La stitichezza rappresenta una complicanza digestiva molto comune durante la gravidanza, che può influenzare significativamente la qualità di vita delle donne in attesa. Una recente meta-analisi pubblicata su BMC Pregnancy and Childbirth ha esaminato 13 studi condotti tra il 1966 e il 2024, coinvolgendo complessivamente 7.082 donne gravide, per determinare la prevalenza globale di questo disturbo e le sue variazioni nei tre trimestri gestazionali.

Un problema diffuso con variazioni significative

L'analisi complessiva ha rivelato che la prevalenza globale di stitichezza durante la gravidanza si attesta al 32,4%, con variazioni rilevanti a seconda del periodo gestazionale. Nel primo trimestre la prevalenza è del 21,1%, aumenta significativamente nel secondo trimestre raggiungendo il 34%, per poi diminuire leggermente nel terzo trimestreattestandosi al 30,3%.

Questi dati evidenziano come il secondo trimestre rappresenti il periodo di maggiore vulnerabilità, mentre il primo trimestre mostra la prevalenza più bassa. Tuttavia, è importante sottolineare come la variabilità tra gli studi sia considerevole, con range che vanno dal 4,5% fino al 66,6% a seconda del trimestre, della popolazione studiata e dei criteri diagnostici utilizzati.

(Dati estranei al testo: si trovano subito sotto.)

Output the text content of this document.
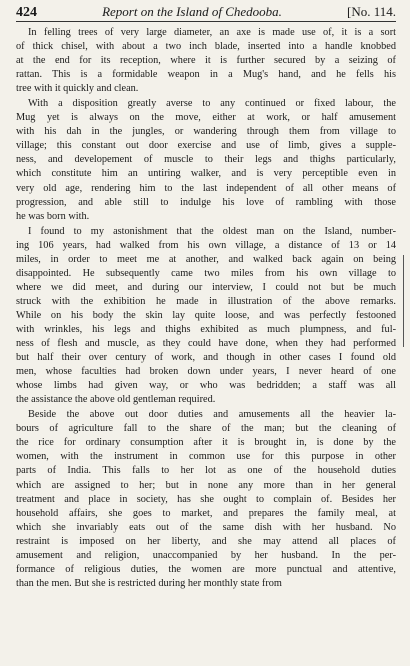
424	Report on the Island of Chedooba.	[No. 114.
In felling trees of very large diameter, an axe is made use of, it is a sort
of thick chisel, with about a two inch blade, inserted into a handle knobbed
at the end for its reception, where it is further secured by a seizing of
rattan. This is a formidable weapon in a Mug's hand, and he fells his
tree with it quickly and clean.
With a disposition greatly averse to any continued or fixed labour, the
Mug yet is always on the move, either at work, or half amusement
with his dah in the jungles, or wandering through them from village to
village; this constant out door exercise and use of limb, gives a supple-
ness, and developement of muscle to their legs and thighs particularly,
which constitute him an untiring walker, and is very perceptible even in
very old age, rendering him to the last independent of all other means of
progression, and able still to indulge his love of rambling with those
he was born with.
I found to my astonishment that the oldest man on the Island, number-
ing 106 years, had walked from his own village, a distance of 13 or 14
miles, in order to meet me at another, and walked back again on being
disappointed. He subsequently came two miles from his own village to
where we did meet, and during our interview, I could not but be much
struck with the exhibition he made in illustration of the above remarks.
While on his body the skin lay quite loose, and was perfectly festooned
with wrinkles, his legs and thighs exhibited as much plumpness, and ful-
ness of flesh and muscle, as they could have done, when they had performed
but half their over century of work, and though in other cases I found old
men, whose faculties had broken down under years, I never heard of one
whose limbs had given way, or who was bedridden; a staff was all
the assistance the above old gentleman required.
Beside the above out door duties and amusements all the heavier la-
bours of agriculture fall to the share of the man; but the cleaning of
the rice for ordinary consumption after it is brought in, is done by the
women, with the instrument in common use for this purpose in other
parts of India. This falls to her lot as one of the household duties
which are assigned to her; but in none any more than in her general
treatment and place in society, has she ought to complain of. Besides her
household affairs, she goes to market, and prepares the family meal, at
which she invariably eats out of the same dish with her husband. No
restraint is imposed on her liberty, and she may attend all places of
amusement and religion, unaccompanied by her husband. In the per-
formance of religious duties, the women are more punctual and attentive,
than the men. But she is restricted during her monthly state from
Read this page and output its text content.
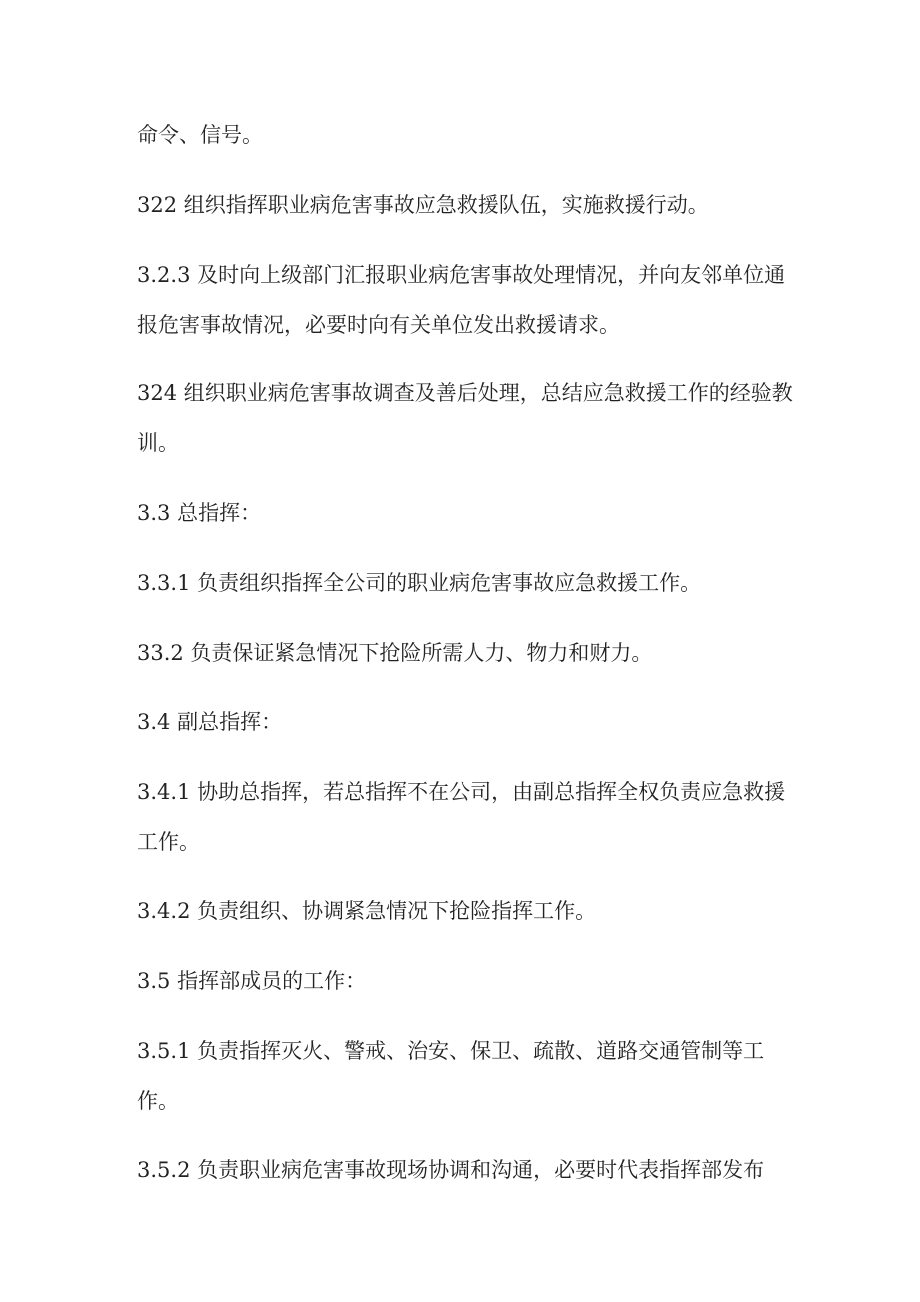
命令、信号。

322 组织指挥职业病危害事故应急救援队伍，实施救援行动。

3.2.3 及时向上级部门汇报职业病危害事故处理情况，并向友邻单位通报危害事故情况，必要时向有关单位发出救援请求。

324 组织职业病危害事故调查及善后处理，总结应急救援工作的经验教训。

3.3 总指挥：

3.3.1 负责组织指挥全公司的职业病危害事故应急救援工作。

33.2 负责保证紧急情况下抢险所需人力、物力和财力。

3.4 副总指挥：

3.4.1 协助总指挥，若总指挥不在公司，由副总指挥全权负责应急救援工作。

3.4.2 负责组织、协调紧急情况下抢险指挥工作。

3.5 指挥部成员的工作：

3.5.1 负责指挥灭火、警戒、治安、保卫、疏散、道路交通管制等工作。

3.5.2 负责职业病危害事故现场协调和沟通，必要时代表指挥部发布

Fattori eziopatogenetici della stitichezza gravidica

Le cause della stitichezza in gravidanza sono molteplici e interconnesse. Il principale meccanismo fisiopatologico è rappresentato dalla riduzione della peristalsi intestinale dovuta all'aumento del progesterone, ormone che raggiunge livelli elevati durante la gestazione e che ha un effetto rilassante sulla muscolatura liscia intestinale.

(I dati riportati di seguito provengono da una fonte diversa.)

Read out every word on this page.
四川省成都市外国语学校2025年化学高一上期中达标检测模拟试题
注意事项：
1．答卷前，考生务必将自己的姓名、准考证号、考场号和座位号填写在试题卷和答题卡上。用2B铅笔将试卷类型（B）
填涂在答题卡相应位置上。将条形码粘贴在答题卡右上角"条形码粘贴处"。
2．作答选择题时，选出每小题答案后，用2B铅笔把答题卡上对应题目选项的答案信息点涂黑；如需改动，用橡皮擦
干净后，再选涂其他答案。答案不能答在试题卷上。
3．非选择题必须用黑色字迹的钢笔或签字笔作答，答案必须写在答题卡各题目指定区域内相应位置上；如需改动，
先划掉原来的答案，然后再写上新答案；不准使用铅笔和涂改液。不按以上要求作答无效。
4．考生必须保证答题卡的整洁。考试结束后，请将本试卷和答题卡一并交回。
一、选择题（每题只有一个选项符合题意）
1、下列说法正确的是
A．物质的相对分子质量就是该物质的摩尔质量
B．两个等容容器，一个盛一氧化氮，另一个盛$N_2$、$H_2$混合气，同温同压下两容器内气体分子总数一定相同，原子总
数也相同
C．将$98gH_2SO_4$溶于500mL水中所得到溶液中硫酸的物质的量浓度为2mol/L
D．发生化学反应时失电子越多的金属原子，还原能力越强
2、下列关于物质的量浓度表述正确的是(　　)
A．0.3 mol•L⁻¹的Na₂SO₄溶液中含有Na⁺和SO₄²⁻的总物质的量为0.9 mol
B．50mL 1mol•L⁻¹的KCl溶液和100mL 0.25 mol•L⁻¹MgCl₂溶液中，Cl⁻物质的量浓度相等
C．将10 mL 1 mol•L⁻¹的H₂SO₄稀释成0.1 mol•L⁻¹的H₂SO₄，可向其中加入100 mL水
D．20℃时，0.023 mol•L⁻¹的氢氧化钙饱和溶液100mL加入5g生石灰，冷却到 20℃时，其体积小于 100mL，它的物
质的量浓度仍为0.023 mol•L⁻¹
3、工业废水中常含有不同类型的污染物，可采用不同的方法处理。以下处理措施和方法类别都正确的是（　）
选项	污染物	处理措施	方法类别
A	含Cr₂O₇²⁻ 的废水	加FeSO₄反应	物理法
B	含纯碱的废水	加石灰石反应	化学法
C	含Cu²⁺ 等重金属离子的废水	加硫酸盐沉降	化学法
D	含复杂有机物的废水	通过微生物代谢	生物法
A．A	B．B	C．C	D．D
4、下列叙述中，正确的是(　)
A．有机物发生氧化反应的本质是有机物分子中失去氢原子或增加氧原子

Altri fattori contribuenti includono l'utilizzo di farmaci come il solfato di magnesio per prevenire il parto prematuro, gli antistaminici e i farmaci antiemetici comunemente prescritti in gravidanza. Anche modifiche nelle abitudini alimentari giocano un ruolo importante: molte gravide riducono l'assunzione di fibre alimentari e di liquidi, quest'ultimo spesso a causa di nausea e vomito mattutini.

La diminuzione dell'attività fisica durante la gestazione, l'aumento del consumo di grassi e proteine per soddisfare le esigenze nutrizionali del feto, e la presenza di condizioni patologiche concomitanti come l'ipotiroidismo contribuiscono ulteriormente al problema. Non va dimenticato il ruolo dei fattori psicologici: elevati livelli di ansia e depressione nelle donne gravide possono ridurre la motilità del sistema digestivo, aggravando la stitichezza.

Criteri diagnostici e variabilità metodologica

Gli studi inclusi nella meta-analisi hanno utilizzato diversi criteri per valutare la stitichezza, il che spiega in parte l'ampia variabilità nei risultati. I criteri di Roma (versioni II, III e IV) sono stati i più frequentemente applicati: sette studi hanno utilizzato i criteri di Roma III, due i criteri di Roma II e uno i criteri di Roma IV.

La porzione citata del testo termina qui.